|Pickled Peppers #2|
I tend to pickle my peppers and have 2-5 of them per meal, depending on heat levels. Since it looks like I've got a lot of pickeling ahead of me, can anyone find any serious flaws in my pickling method? I may be going a little overboard on the (thermal) heat, but I am not sure.
First, I check all the chiles to make sure that none of them have any holes or blemishes. Nothing disgusts like finding half a worm on your plate after gnawing down a few chiles. I snip the ends of the chiles jalapeno or larger lengthwise to allow air out and pickling juices in. I usually do that in an X-shape, particularly for larger chiles.
I toss the lot into boiling water for 4-5 minutes to blanche them, leaving them in the hot water, but shutting off the gas after the time elapses. I carefully transfer them one at a time into a sterilized jar with a rubber seal and wire clamp. I make sure to drain any water out of each chile as I put them in and drain the water out of the jar once the jar is filled with chiles.
As the jars are usually about 2 liter/quarts, I use a little more than 1 liter/quart of 5% acidity, white distilled vinegar. I boil this with 1/2-3/4 cups of salt along with whole peppercorns, mustard seeds, or whatever seems to make me feel right at the time.
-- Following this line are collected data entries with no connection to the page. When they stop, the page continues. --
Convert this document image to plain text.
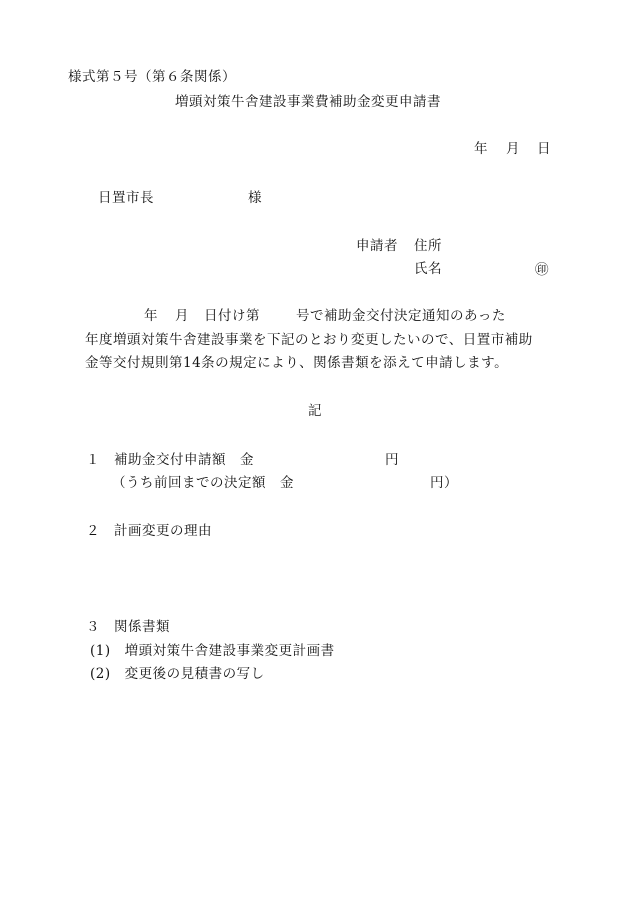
様式第５号（第６条関係）
増頭対策牛舎建設事業費補助金変更申請書
年 月 日
日置市長	様
申請者 住所
氏名	㊞
年 月 日付け第	号で補助金交付決定通知のあった
年度増頭対策牛舎建設事業を下記のとおり変更したいので、日置市補助
金等交付規則第14条の規定により、関係書類を添えて申請します。
記
１　補助金交付申請額　金	円
（うち前回までの決定額　金	円）
２　計画変更の理由
３　関係書類
(1)　増頭対策牛舎建設事業変更計画書
(2)　変更後の見積書の写し
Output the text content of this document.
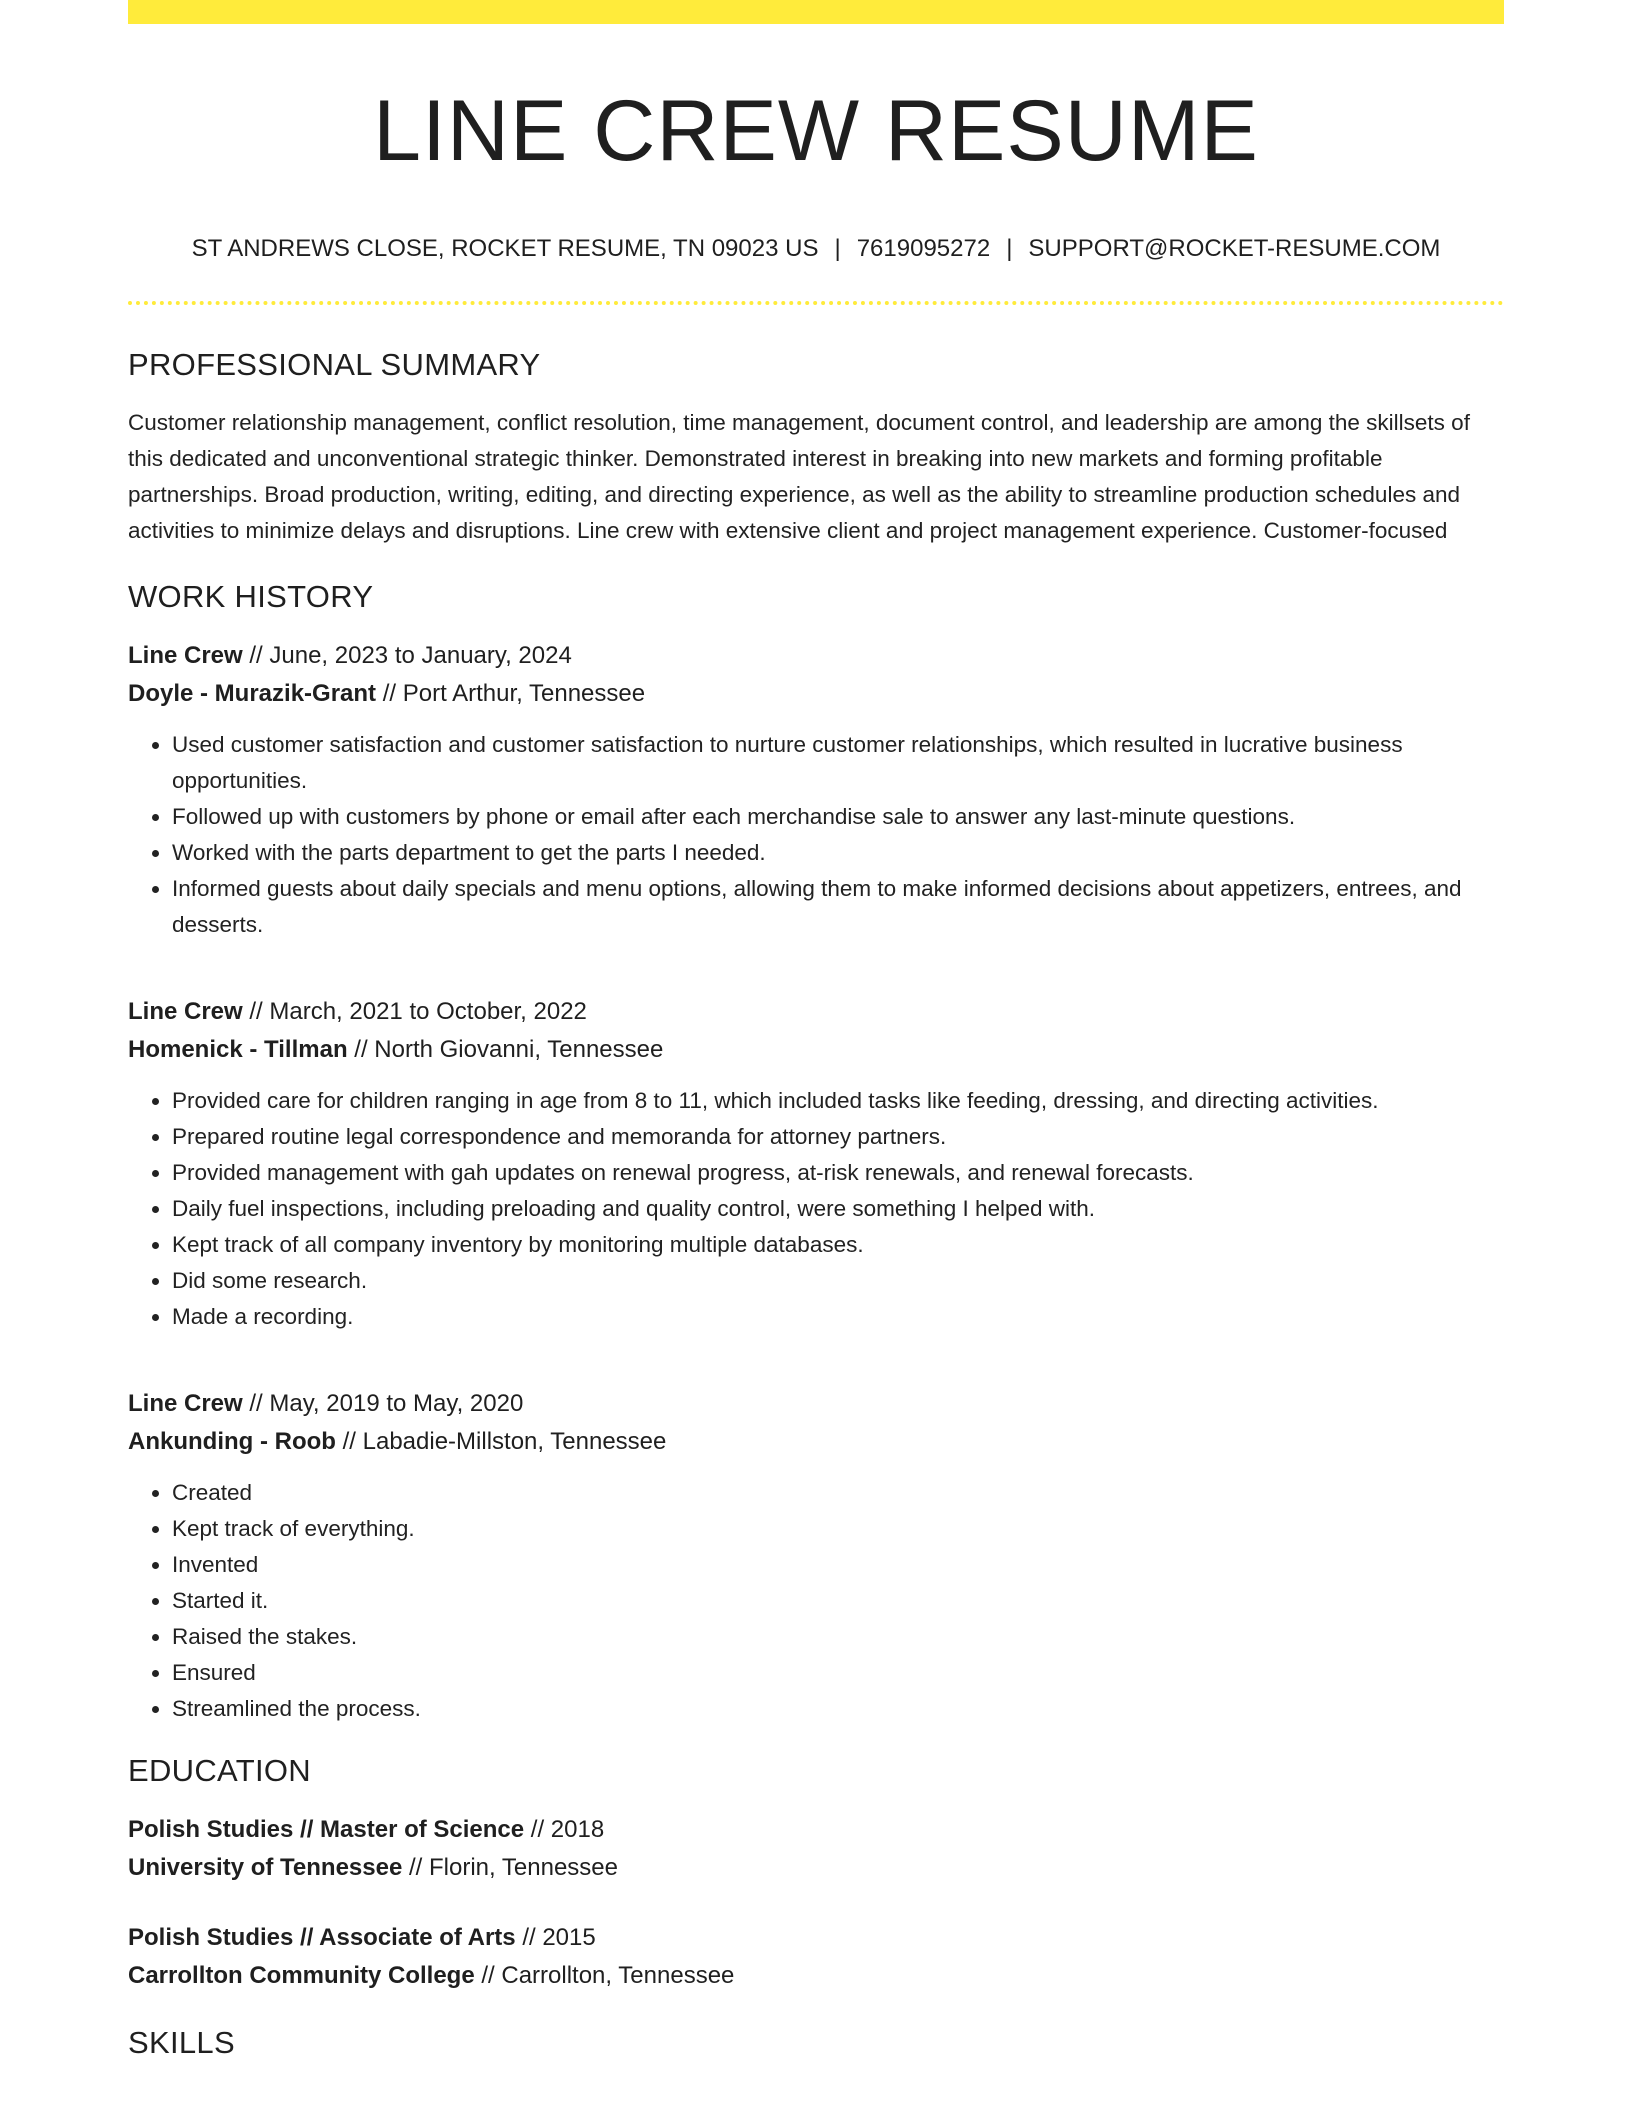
LINE CREW RESUME
ST ANDREWS CLOSE, ROCKET RESUME, TN 09023 US | 7619095272 | SUPPORT@ROCKET-RESUME.COM
PROFESSIONAL SUMMARY
Customer relationship management, conflict resolution, time management, document control, and leadership are among the skillsets of this dedicated and unconventional strategic thinker. Demonstrated interest in breaking into new markets and forming profitable partnerships. Broad production, writing, editing, and directing experience, as well as the ability to streamline production schedules and activities to minimize delays and disruptions. Line crew with extensive client and project management experience. Customer-focused
WORK HISTORY
Line Crew // June, 2023 to January, 2024
Doyle - Murazik-Grant // Port Arthur, Tennessee
• Used customer satisfaction and customer satisfaction to nurture customer relationships, which resulted in lucrative business opportunities.
• Followed up with customers by phone or email after each merchandise sale to answer any last-minute questions.
• Worked with the parts department to get the parts I needed.
• Informed guests about daily specials and menu options, allowing them to make informed decisions about appetizers, entrees, and desserts.
Line Crew // March, 2021 to October, 2022
Homenick - Tillman // North Giovanni, Tennessee
• Provided care for children ranging in age from 8 to 11, which included tasks like feeding, dressing, and directing activities.
• Prepared routine legal correspondence and memoranda for attorney partners.
• Provided management with gah updates on renewal progress, at-risk renewals, and renewal forecasts.
• Daily fuel inspections, including preloading and quality control, were something I helped with.
• Kept track of all company inventory by monitoring multiple databases.
• Did some research.
• Made a recording.
Line Crew // May, 2019 to May, 2020
Ankunding - Roob // Labadie-Millston, Tennessee
• Created
• Kept track of everything.
• Invented
• Started it.
• Raised the stakes.
• Ensured
• Streamlined the process.
EDUCATION
Polish Studies // Master of Science // 2018
University of Tennessee // Florin, Tennessee
Polish Studies // Associate of Arts // 2015
Carrollton Community College // Carrollton, Tennessee
SKILLS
I take the boiling liquid and pour it over the chiles in the jar. I have to repeat this several times as I have to close the jar and move it around to allow air trapped in the chiles to bubble out. (For some reason, I always seem to end up with air in the top of the jar later anyway.)
After I have removed as much air as I can, I seal the jars and put them in a tub of water. I boil the sealed jars in water for 15 minutes to kill anything nasty that might have gotten in the chiles.
In the end, the chiles turn out milder than if they were just eaten off the plant, but I figure there is little likelihood of being poisoned by anything.